There are 26 species of mammals found in the Rattray marsh including White Tailed Deer, Red Fox, Muskrat, Beaver, Striped Skunk, Coyote, Mink and other species (many of which are nocturnal by nature.) Temporary fences were installed in some areas in 2022 to prevent deer from grazing on new trees and shrubs planted to restore the conservation area.

== Fish ==
Many fish use the wetland for breeding, feeding and shelter and move into the marsh from Lake Ontario during spawning season. There are 11 species of fish found in the Rattray marsh. In April and May, White Suckers are found swimming upstream to spawn. The fish migration times in the marsh are often dependent on the operation of the shingle bar affected by the variation in water level. During lower water levels, the shingle bar cuts off the flow between Lake Ontario and the marsh. While White Suckers are native to marsh, invasive species like Carp are most often seen splashing near the surface of the water.

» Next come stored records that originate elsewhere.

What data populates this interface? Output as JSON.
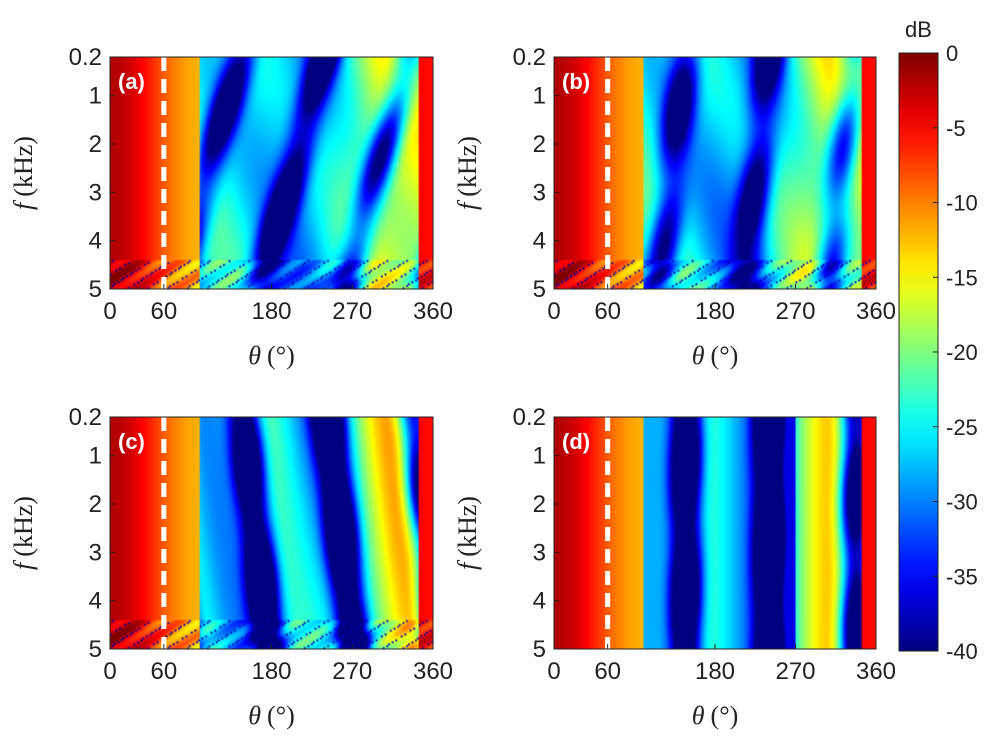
{
  "chart_data": {
    "type": "heatmap",
    "colormap": "jet",
    "colorbar": {
      "label": "dB",
      "range": [
        -40,
        0
      ],
      "ticks": [
        "0",
        "-5",
        "-10",
        "-15",
        "-20",
        "-25",
        "-30",
        "-35",
        "-40"
      ],
      "tick_values": [
        0,
        -5,
        -10,
        -15,
        -20,
        -25,
        -30,
        -35,
        -40
      ]
    },
    "panels": [
      {
        "label": "(a)",
        "xlabel_symbol": "θ",
        "xlabel_unit": "(°)",
        "ylabel_symbol": "f",
        "ylabel_unit": "(kHz)",
        "x_ticks": [
          "0",
          "60",
          "180",
          "270",
          "360"
        ],
        "x_tick_values": [
          0,
          60,
          180,
          270,
          360
        ],
        "y_ticks": [
          "0.2",
          "1",
          "2",
          "3",
          "4",
          "5"
        ],
        "y_tick_values": [
          0.2,
          1,
          2,
          3,
          4,
          5
        ],
        "xlim": [
          0,
          360
        ],
        "ylim": [
          0.2,
          5
        ],
        "y_reversed": true,
        "dashed_line_at": 60,
        "variant": 0
      },
      {
        "label": "(b)",
        "xlabel_symbol": "θ",
        "xlabel_unit": "(°)",
        "ylabel_symbol": "f",
        "ylabel_unit": "(kHz)",
        "x_ticks": [
          "0",
          "60",
          "180",
          "270",
          "360"
        ],
        "x_tick_values": [
          0,
          60,
          180,
          270,
          360
        ],
        "y_ticks": [
          "0.2",
          "1",
          "2",
          "3",
          "4",
          "5"
        ],
        "y_tick_values": [
          0.2,
          1,
          2,
          3,
          4,
          5
        ],
        "xlim": [
          0,
          360
        ],
        "ylim": [
          0.2,
          5
        ],
        "y_reversed": true,
        "dashed_line_at": 60,
        "variant": 1
      },
      {
        "label": "(c)",
        "xlabel_symbol": "θ",
        "xlabel_unit": "(°)",
        "ylabel_symbol": "f",
        "ylabel_unit": "(kHz)",
        "x_ticks": [
          "0",
          "60",
          "180",
          "270",
          "360"
        ],
        "x_tick_values": [
          0,
          60,
          180,
          270,
          360
        ],
        "y_ticks": [
          "0.2",
          "1",
          "2",
          "3",
          "4",
          "5"
        ],
        "y_tick_values": [
          0.2,
          1,
          2,
          3,
          4,
          5
        ],
        "xlim": [
          0,
          360
        ],
        "ylim": [
          0.2,
          5
        ],
        "y_reversed": true,
        "dashed_line_at": 60,
        "variant": 2
      },
      {
        "label": "(d)",
        "xlabel_symbol": "θ",
        "xlabel_unit": "(°)",
        "ylabel_symbol": "f",
        "ylabel_unit": "(kHz)",
        "x_ticks": [
          "0",
          "60",
          "180",
          "270",
          "360"
        ],
        "x_tick_values": [
          0,
          60,
          180,
          270,
          360
        ],
        "y_ticks": [
          "0.2",
          "1",
          "2",
          "3",
          "4",
          "5"
        ],
        "y_tick_values": [
          0.2,
          1,
          2,
          3,
          4,
          5
        ],
        "xlim": [
          0,
          360
        ],
        "ylim": [
          0.2,
          5
        ],
        "y_reversed": true,
        "dashed_line_at": 60,
        "variant": 3
      }
    ]
  }
}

== Reptiles and amphibians ==
Rattray marsh is home to 18 species of reptiles and amphibians amongst which are a various species of toads, frogs, turtles, snakes, and salamanders. All species of turtles found in Ontario are currently considered species at risk. The most common turtles found in the marsh are Midland Painted turtles and Snapping turtles, with an occasional sighting of Map turtles and Blanding’s turtle.